A transformação da matéria orgânica, resultante da ação combinada das minhocas do tipo Eisenia foetida e da microflora que vive em seu trato digestivo, é conhecida como vermicompostagem. O valor agronômico do vermicomposto, quanto às características físico-químicas, é compatível com as características dos compostos convencionais, porém atinge mais rapidamente o estádio de maturação[1]. A maturação é a segunda fase do processo em que ocorre a humificação dos intermediários mais estáveis e a redução dos organismos patogênicos remanescentes, melhorando a qualidade do produto final [2]. Nesta fase há formação de ácidos húmicos (AH). A composição elementar do ácido húmico é C308H328O90N5, com a massa molecular de 5.539,949 g mol-1 e análise elementar de 66,78% C, 5,97% H, 25,99% O e 1,26% N [3].
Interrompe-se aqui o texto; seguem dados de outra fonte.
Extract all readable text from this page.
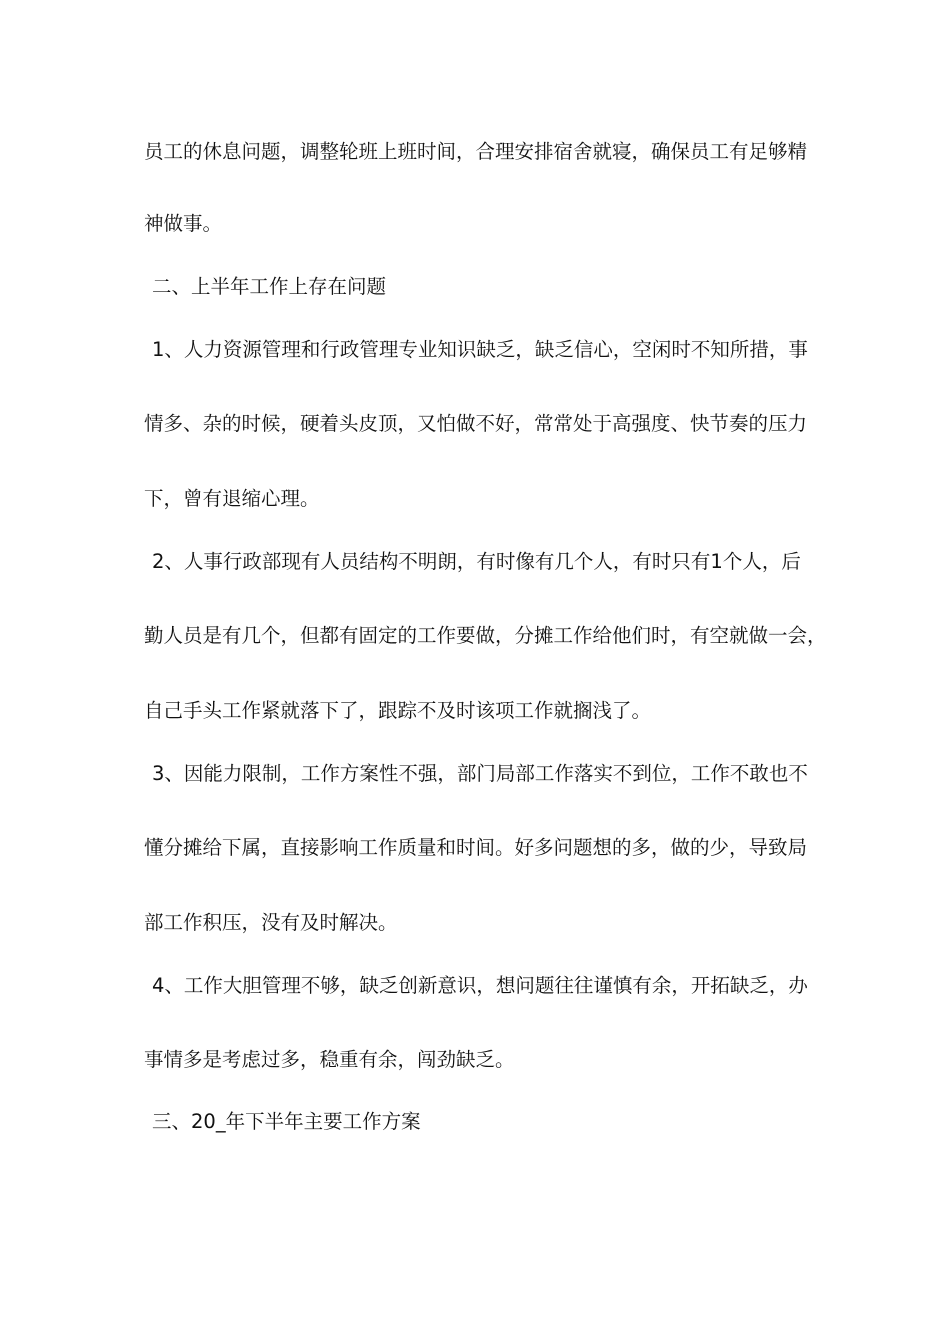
员工的休息问题，调整轮班上班时间，合理安排宿舍就寝，确保员工有足够精
神做事。
二、上半年工作上存在问题
1、人力资源管理和行政管理专业知识缺乏，缺乏信心，空闲时不知所措，事
情多、杂的时候，硬着头皮顶，又怕做不好，常常处于高强度、快节奏的压力
下，曾有退缩心理。
2、人事行政部现有人员结构不明朗，有时像有几个人，有时只有1个人，后
勤人员是有几个，但都有固定的工作要做，分摊工作给他们时，有空就做一会，
自己手头工作紧就落下了，跟踪不及时该项工作就搁浅了。
3、因能力限制，工作方案性不强，部门局部工作落实不到位，工作不敢也不
懂分摊给下属，直接影响工作质量和时间。好多问题想的多，做的少，导致局
部工作积压，没有及时解决。
4、工作大胆管理不够，缺乏创新意识，想问题往往谨慎有余，开拓缺乏，办
事情多是考虑过多，稳重有余，闯劲缺乏。
三、20_年下半年主要工作方案
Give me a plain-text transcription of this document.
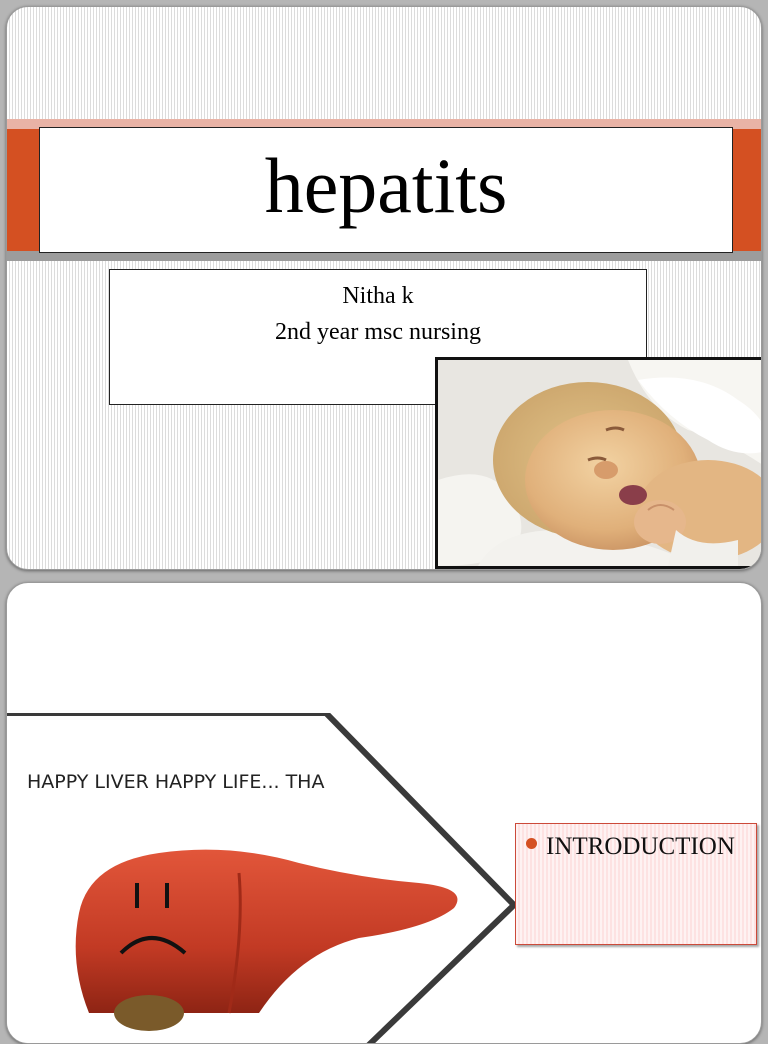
hepatits
Nitha k
2nd year msc nursing
HAPPY LIVER HAPPY LIFE... THA
INTRODUCTION
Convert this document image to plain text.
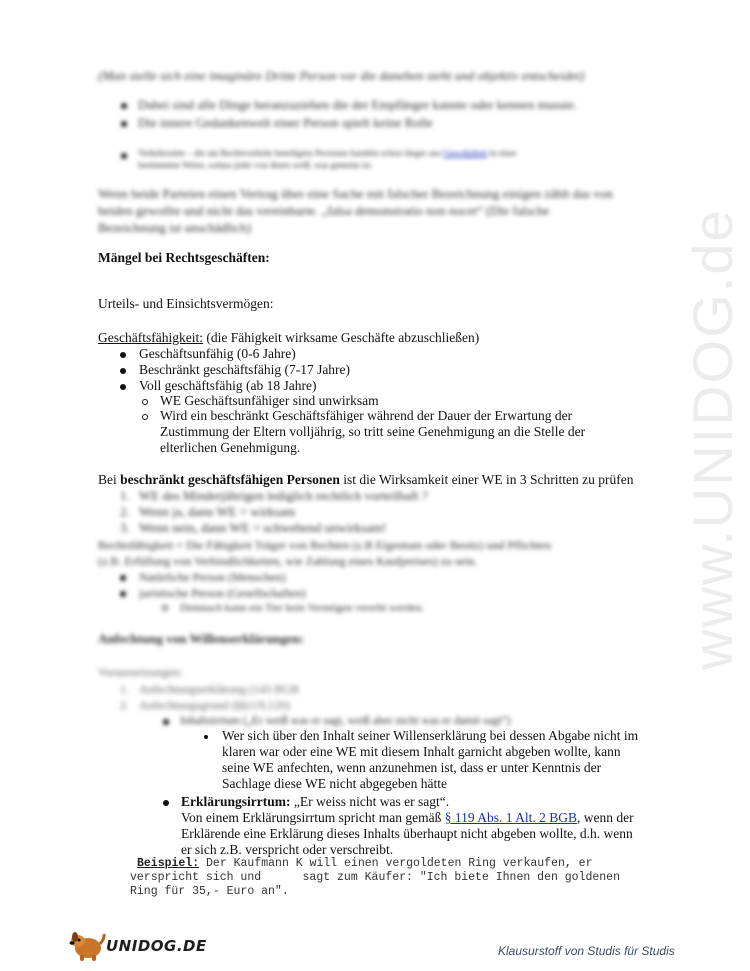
www.UNIDOG.de
(Man stelle sich eine imaginäre Dritte Person vor die daneben steht und objektiv entscheidet)
Dabei sind alle Dinge heranzuziehen die der Empfänger kannte oder kennen musste.
Die innere Gedankenwelt einer Person spielt keine Rolle
Verkehrssitte – die am Rechtsverkehr beteiligten Personen handeln schon länger aus Gewohnheit in einer
bestimmten Weise, sodass jeder von ihnen weiß, was gemeint ist.
Wenn beide Parteien einen Vertrag über eine Sache mit falscher Bezeichnung einigen zählt das von
beiden gewollte und nicht das vereinbarte. „falsa demonstratio non nocet“ (Die falsche
Bezeichnung ist unschädlich)
Mängel bei Rechtsgeschäften:
Urteils- und Einsichtsvermögen:
Geschäftsfähigkeit: (die Fähigkeit wirksame Geschäfte abzuschließen)
Geschäftsunfähig (0-6 Jahre)
Beschränkt geschäftsfähig (7-17 Jahre)
Voll geschäftsfähig (ab 18 Jahre)
WE Geschäftsunfähiger sind unwirksam
Wird ein beschränkt Geschäftsfähiger während der Dauer der Erwartung der
Zustimmung der Eltern volljährig, so tritt seine Genehmigung an die Stelle der
elterlichen Genehmigung.
Bei beschränkt geschäftsfähigen Personen ist die Wirksamkeit einer WE in 3 Schritten zu prüfen
1. WE des Minderjährigen lediglich rechtlich vorteilhaft ?
2. Wenn ja, dann WE = wirksam
3. Wenn nein, dann WE = schwebend unwirksam!
Rechtsfähigkeit = Die Fähigkeit Träger von Rechten (z.B Eigentum oder Besitz) und Pflichten
(z.B. Erfüllung von Verbindlichkeiten, wie Zahlung eines Kaufpreises) zu sein.
Natürliche Person (Menschen)
juristische Person (Gesellschaften)
Demnach kann ein Tier kein Vermögen vererbt werden.
Anfechtung von Willenserklärungen:
Voraussetzungen:
1. Anfechtungserklärung (143 BGB
2. Anfechtungsgrund (§§119,120)
Inhaltsirrtum („Er weiß was er sagt, weiß aber nicht was er damit sagt“)
Wer sich über den Inhalt seiner Willenserklärung bei dessen Abgabe nicht im
klaren war oder eine WE mit diesem Inhalt garnicht abgeben wollte, kann
seine WE anfechten, wenn anzunehmen ist, dass er unter Kenntnis der
Sachlage diese WE nicht abgegeben hätte
Erklärungsirrtum: „Er weiss nicht was er sagt“.
Von einem Erklärungsirrtum spricht man gemäß § 119 Abs. 1 Alt. 2 BGB, wenn der
Erklärende eine Erklärung dieses Inhalts überhaupt nicht abgeben wollte, d.h. wenn
er sich z.B. verspricht oder verschreibt.
Beispiel: Der Kaufmann K will einen vergoldeten Ring verkaufen, er
verspricht sich und      sagt zum Käufer: "Ich biete Ihnen den goldenen
Ring für 35,- Euro an".
UNIDOG.DE	Klausurstoff von Studis für Studis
Dentre alguns métodos utilizados para caracterização de macromoléculas, aplicados ao estudo de substâncias húmicas, destacam-se: titulação, termogravimetria, difratometria e espectrofotometria no uv-visível e infravermelho [4].

As curvas de titulação de substâncias húmicas não apresentam pontos de inflexão bem definidos, dificultando a aplicação de métodos clássicos da primeira e segunda derivada. Titulações levadas até um pH preestabelecido também estão sujeitas a erros devido à ampla faixa de pK dos grupos ionizáveis [5]. Para quantificar a estequiometria e as constantes de ionização condicionais dos grupos ionizáveis em substâncias húmicas, os dados das titulações potenciométricas devem ser tratados por métodos numéricos baseados em regressão linear ou não-linear [6].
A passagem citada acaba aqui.